К счастью тревога оказалась учебной, и служба покатилась дальше такая же скучная, как и до этого. Единственной неприятностью были наказания за солдатские провинности, и самым распространённым – стояние под ружьём.

Солдат снаряжался по полной выкладке: надевал шинель, ранец с положенным количеством тяжестей, брал винтовку и становился на два часа на самый солнцепёк без права пошевелиться. Если солдат не выдерживал, ему добавляли часок-другой, а если экзекутором был офицер, охотник помучить солдата, можно было получить и в зубы.

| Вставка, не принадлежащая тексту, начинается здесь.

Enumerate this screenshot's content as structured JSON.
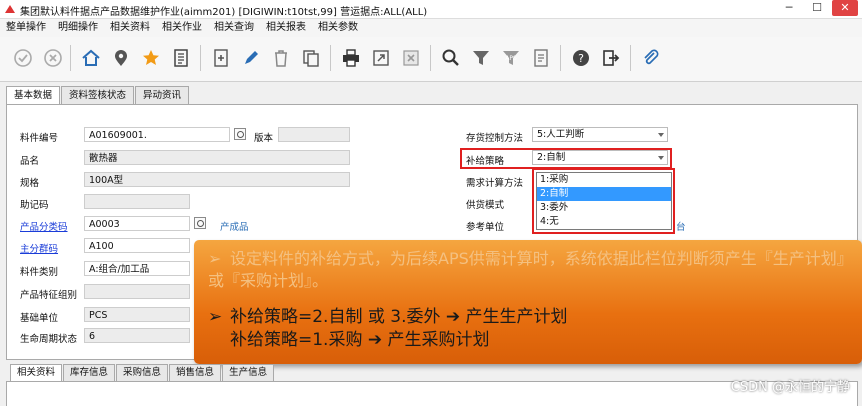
{
  "window": {
    "title": "集团默认料件据点产品数据维护作业(aimm201)    [DIGIWIN:t10tst,99]    营运据点:ALL(ALL)"
  },
  "menu": [
    "整单操作",
    "明细操作",
    "相关资料",
    "相关作业",
    "相关查询",
    "相关报表",
    "相关参数"
  ],
  "toolbar_icons": [
    "confirm-icon",
    "cancel-icon",
    "home-icon",
    "location-icon",
    "star-icon",
    "list-icon",
    "add-icon",
    "edit-icon",
    "delete-icon",
    "copy-icon",
    "print-icon",
    "export-icon",
    "excel-icon",
    "search-icon",
    "filter-icon",
    "aps-icon",
    "query-icon",
    "help-icon",
    "exit-icon",
    "attach-icon"
  ],
  "top_tabs": [
    "基本数据",
    "资料签核状态",
    "异动资讯"
  ],
  "form": {
    "item_no": {
      "label": "料件编号",
      "value": "A01609001."
    },
    "version": {
      "label": "版本",
      "value": ""
    },
    "name": {
      "label": "品名",
      "value": "散热器"
    },
    "spec": {
      "label": "规格",
      "value": "100A型"
    },
    "mnemonic": {
      "label": "助记码",
      "value": ""
    },
    "category": {
      "label": "产品分类码",
      "value": "A0003",
      "desc": "产成品"
    },
    "main_group": {
      "label": "主分群码",
      "value": "A100"
    },
    "item_type": {
      "label": "料件类别",
      "value": "A:组合/加工品"
    },
    "feature_group": {
      "label": "产品特征组别",
      "value": ""
    },
    "base_unit": {
      "label": "基础单位",
      "value": "PCS"
    },
    "lifecycle": {
      "label": "生命周期状态",
      "value": "6"
    },
    "inventory_method": {
      "label": "存货控制方法",
      "value": "5:人工判断"
    },
    "supply_policy": {
      "label": "补给策略",
      "value": "2:自制"
    },
    "demand_calc": {
      "label": "需求计算方法",
      "value": ""
    },
    "supply_mode": {
      "label": "供货模式",
      "value": ""
    },
    "ref_unit": {
      "label": "参考单位",
      "value": ""
    },
    "ref_unit_tail": "台"
  },
  "dropdown_options": [
    {
      "label": "1:采购",
      "selected": false
    },
    {
      "label": "2:自制",
      "selected": true
    },
    {
      "label": "3:委外",
      "selected": false
    },
    {
      "label": "4:无",
      "selected": false
    }
  ],
  "callout": {
    "line1": "设定料件的补给方式，为后续APS供需计算时，系统依据此栏位判断须产生『生产计划』或『采购计划』。",
    "line2": "补给策略=2.自制 或 3.委外 ➔ 产生生产计划",
    "line3": "补给策略=1.采购 ➔ 产生采购计划",
    "bullet": "➢"
  },
  "bottom_tabs": [
    "相关资料",
    "库存信息",
    "采购信息",
    "销售信息",
    "生产信息"
  ],
  "watermark": "CSDN @永恒的宁静",
  "colors": {
    "callout": "#e87010",
    "highlight": "#e02020",
    "link": "#1a3cd8",
    "selected": "#3399ff"
  }
}
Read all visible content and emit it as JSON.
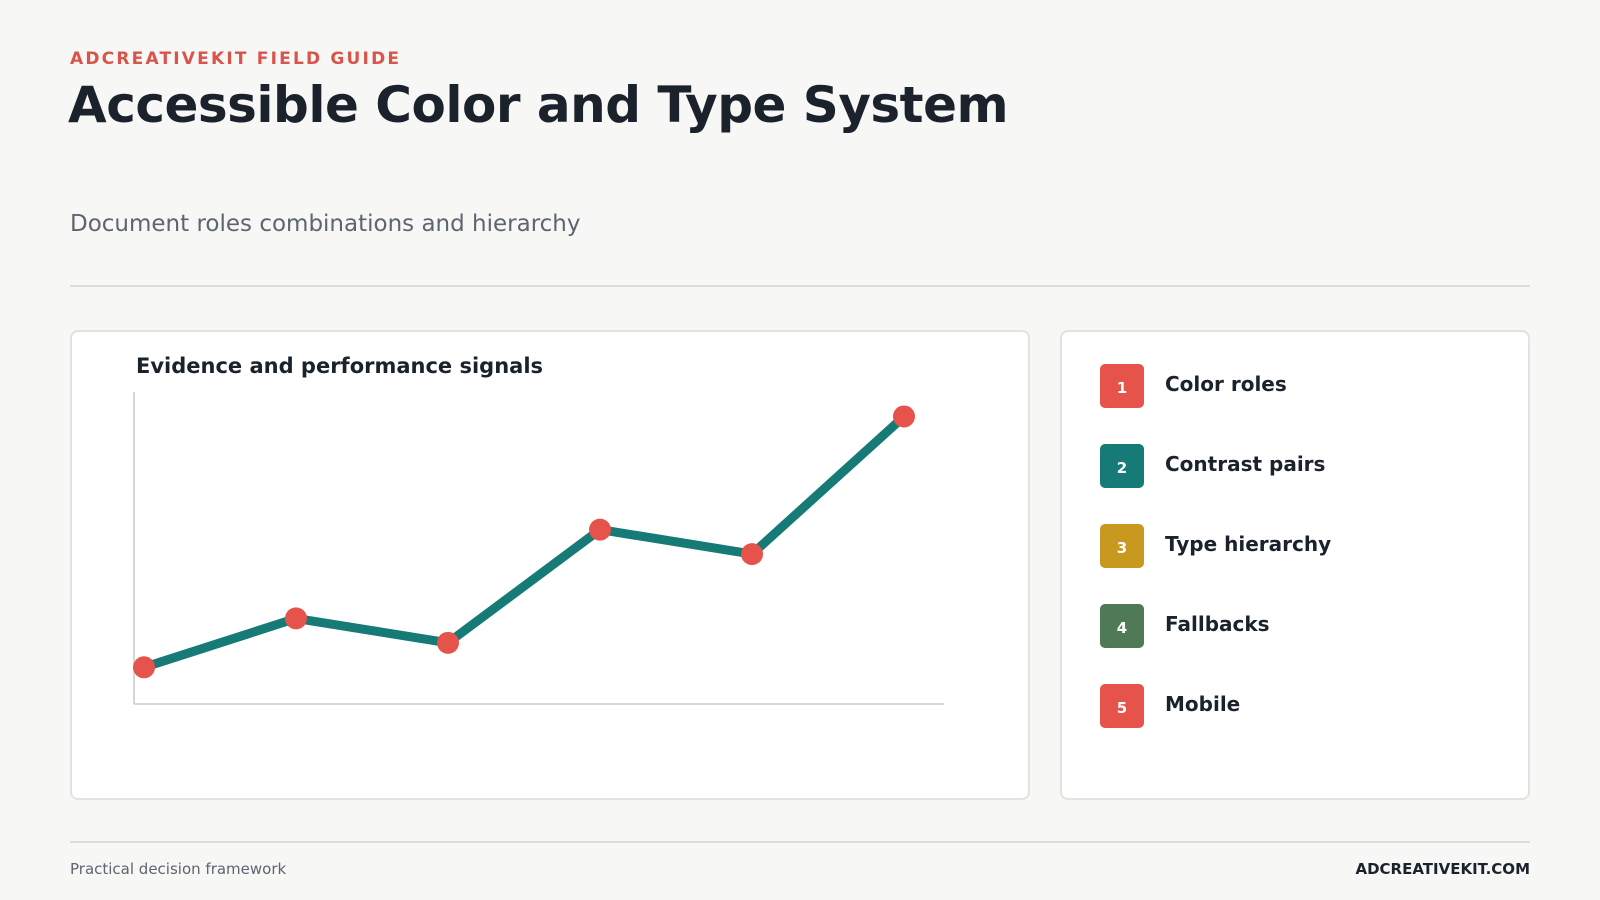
{
  "header": {
    "eyebrow": "ADCREATIVEKIT FIELD GUIDE",
    "title": "Accessible Color and Type System",
    "subtitle": "Document roles combinations and hierarchy"
  },
  "chart_data": {
    "type": "line",
    "title": "Evidence and performance signals",
    "xlabel": "",
    "ylabel": "",
    "x": [
      1,
      2,
      3,
      4,
      5,
      6
    ],
    "series": [
      {
        "values": [
          12,
          28,
          20,
          57,
          49,
          94
        ]
      }
    ],
    "ylim": [
      0,
      102
    ],
    "grid": false,
    "line_color": "#167a76",
    "marker_color": "#e5534b"
  },
  "list": {
    "items": [
      {
        "number": "1",
        "label": "Color roles",
        "color": "#e5534b"
      },
      {
        "number": "2",
        "label": "Contrast pairs",
        "color": "#167a76"
      },
      {
        "number": "3",
        "label": "Type hierarchy",
        "color": "#c9981f"
      },
      {
        "number": "4",
        "label": "Fallbacks",
        "color": "#4f7a55"
      },
      {
        "number": "5",
        "label": "Mobile",
        "color": "#e5534b"
      }
    ]
  },
  "footer": {
    "left": "Practical decision framework",
    "right": "ADCREATIVEKIT.COM"
  }
}
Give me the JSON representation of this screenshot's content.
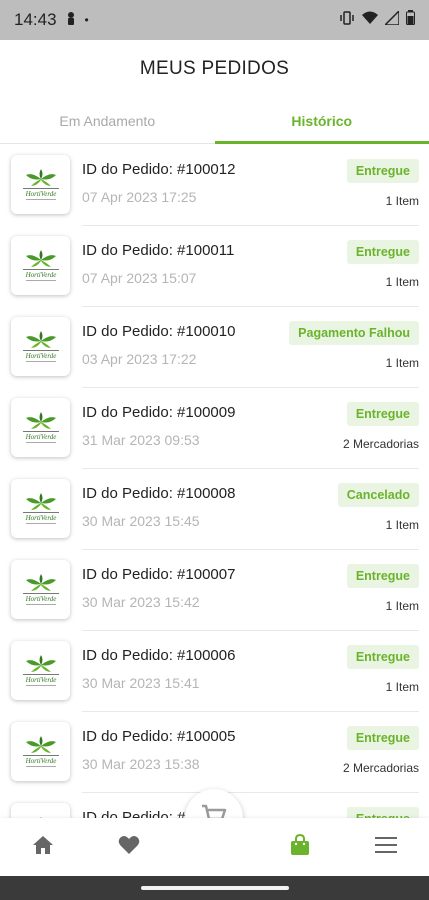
{
  "status_bar": {
    "time": "14:43",
    "dot": "•"
  },
  "header": {
    "title": "MEUS PEDIDOS"
  },
  "tabs": [
    {
      "label": "Em Andamento",
      "active": false
    },
    {
      "label": "Histórico",
      "active": true
    }
  ],
  "colors": {
    "accent": "#6ab42c",
    "badge_bg": "#eaf4e2",
    "muted_text": "#b5b5b5"
  },
  "orders": [
    {
      "id": "ID do Pedido:  #100012",
      "date": "07 Apr 2023  17:25",
      "status": "Entregue",
      "count": "1 Item"
    },
    {
      "id": "ID do Pedido:  #100011",
      "date": "07 Apr 2023  15:07",
      "status": "Entregue",
      "count": "1 Item"
    },
    {
      "id": "ID do Pedido:  #100010",
      "date": "03 Apr 2023  17:22",
      "status": "Pagamento Falhou",
      "count": "1 Item"
    },
    {
      "id": "ID do Pedido:  #100009",
      "date": "31 Mar 2023  09:53",
      "status": "Entregue",
      "count": "2 Mercadorias"
    },
    {
      "id": "ID do Pedido:  #100008",
      "date": "30 Mar 2023  15:45",
      "status": "Cancelado",
      "count": "1 Item"
    },
    {
      "id": "ID do Pedido:  #100007",
      "date": "30 Mar 2023  15:42",
      "status": "Entregue",
      "count": "1 Item"
    },
    {
      "id": "ID do Pedido:  #100006",
      "date": "30 Mar 2023  15:41",
      "status": "Entregue",
      "count": "1 Item"
    },
    {
      "id": "ID do Pedido:  #100005",
      "date": "30 Mar 2023  15:38",
      "status": "Entregue",
      "count": "2 Mercadorias"
    },
    {
      "id": "ID do Pedido:  #",
      "date": "",
      "status": "Entregue",
      "count": ""
    }
  ],
  "bottom_nav": [
    {
      "icon": "home-icon",
      "active": false
    },
    {
      "icon": "heart-icon",
      "active": false
    },
    {
      "icon": "cart-icon",
      "active": false
    },
    {
      "icon": "shopping-bag-icon",
      "active": true
    },
    {
      "icon": "menu-icon",
      "active": false
    }
  ]
}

К счастью, за три года службы я как-то избежал стояния под ружьём, хотя однажды и был приговорён к нему генеральским распоряжением.

Было это в Севастополе жарким летним днём. Мы с другом Василием Прохоровым получили увольнительную в город.

Погуляв какое-то время по приморскому бульвару и поглазев на дам, мы зашли к фотографу. Дело было новое, у нас в селе невиданное, решили и мы сфотографироваться. Фотограф нафабрил и закрутил нам усы, так что мы вышли бравыми вояками, каковыми на самом деле не были.

После фотографа мы с Василием разошлись. Я забрёл в какой-то парк, где, несмотря на тень, было довольно душно. Вдруг на меня нашла тоска по дому, и я стал думать, как там мои справляются с хозяйством, ведь дома остались жена, годовалый сын да престарелая мать. Засеяны ли наши поля, перезимовала ли скотина, об этом не было у меня никаких известий. Из невесёлых дум вывел меня оклик:

– Эй, солдат!

Я оглянулся и увидел перед собой старичка – совершенно иссохшего, с личиком не больше пятикопеечной монеты.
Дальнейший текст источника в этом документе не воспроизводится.